Grain boundary engineering of powder processed Ni-base superalloy RR1000: Influence of the deformation parameters

Traditional processing routes for Grain Boundary Engineering (GBE) often require multiple iterations of cold work followed by short annealing cycles. Since each iteration of deformation and annealing imparts a modest increase in the fraction of twin and special grain boundaries, multiple iterations are required to achieve a sufficiently high fraction (~50%) of special grain boundaries that result in the improved properties. This GBE approach therefore is not suitable for the fabrication of large, complex shaped structures and leads to added manufacturing lead time and cost. In this investigation, the effect of deformation parameters on powder processed Ni-base superalloy RR1000 was investigated.
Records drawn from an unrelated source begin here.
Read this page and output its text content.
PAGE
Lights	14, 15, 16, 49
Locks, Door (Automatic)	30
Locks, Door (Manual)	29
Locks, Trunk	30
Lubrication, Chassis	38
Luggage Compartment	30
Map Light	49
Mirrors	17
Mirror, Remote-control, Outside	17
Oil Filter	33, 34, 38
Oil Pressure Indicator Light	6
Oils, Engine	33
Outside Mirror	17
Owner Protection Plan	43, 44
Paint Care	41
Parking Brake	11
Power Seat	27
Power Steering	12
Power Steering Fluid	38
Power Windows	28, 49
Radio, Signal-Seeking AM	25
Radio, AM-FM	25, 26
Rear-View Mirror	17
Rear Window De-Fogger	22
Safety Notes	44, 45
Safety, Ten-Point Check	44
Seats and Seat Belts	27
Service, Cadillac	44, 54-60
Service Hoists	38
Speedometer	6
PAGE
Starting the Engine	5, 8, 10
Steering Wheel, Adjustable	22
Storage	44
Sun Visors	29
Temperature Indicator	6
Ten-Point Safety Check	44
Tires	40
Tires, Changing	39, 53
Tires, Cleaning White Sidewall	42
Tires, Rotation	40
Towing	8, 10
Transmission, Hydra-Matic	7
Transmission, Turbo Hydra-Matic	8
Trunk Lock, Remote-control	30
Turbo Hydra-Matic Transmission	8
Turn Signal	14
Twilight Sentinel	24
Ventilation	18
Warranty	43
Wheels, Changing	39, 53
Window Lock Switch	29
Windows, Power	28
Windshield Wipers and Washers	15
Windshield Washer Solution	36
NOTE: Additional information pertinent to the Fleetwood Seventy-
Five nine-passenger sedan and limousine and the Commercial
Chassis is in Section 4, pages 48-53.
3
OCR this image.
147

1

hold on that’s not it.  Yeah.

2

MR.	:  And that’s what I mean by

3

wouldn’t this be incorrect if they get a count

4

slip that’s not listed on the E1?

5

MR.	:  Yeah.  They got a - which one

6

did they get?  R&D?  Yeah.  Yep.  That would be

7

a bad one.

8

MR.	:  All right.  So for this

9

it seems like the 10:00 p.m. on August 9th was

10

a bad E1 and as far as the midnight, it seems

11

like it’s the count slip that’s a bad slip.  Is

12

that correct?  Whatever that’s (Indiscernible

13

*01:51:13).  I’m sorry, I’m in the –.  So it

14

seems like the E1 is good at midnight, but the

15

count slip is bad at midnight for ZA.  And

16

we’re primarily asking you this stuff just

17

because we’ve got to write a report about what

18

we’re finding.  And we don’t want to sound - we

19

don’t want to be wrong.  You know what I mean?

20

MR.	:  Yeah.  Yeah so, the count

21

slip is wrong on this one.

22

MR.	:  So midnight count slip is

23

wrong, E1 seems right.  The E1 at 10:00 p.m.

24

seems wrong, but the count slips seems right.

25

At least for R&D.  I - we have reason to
By systematically quantifying the effects of deformation temperature (1100–1020 °C), strain rate (0.05–0.001/s) and the post deformation annealing temperature (1115 °C and 1145 °C), a set of optimized processing parameters were identified such that the length fraction of Σ3 boundaries increased from 35% to 52% following a single deformation anneal cycle. Deformation parameters (T>1060 °C and ε ̇ <0.01/s) that resulted in strain accommodation via superplastic flow or grain boundary sliding/rotations did not enhance the formation of Σ3 boundaries upon annealing. Whereas deformation parameters that resulted in a transition in the dominant deformation mechanism from superplastic flow to dislocation plasticity (T<1060 °C and ε ̇ >0.001/s) promoted the formation of annealing twins, which are key for grain boundary engineering and stimulating the formation of Σ3 boundaries during annealing.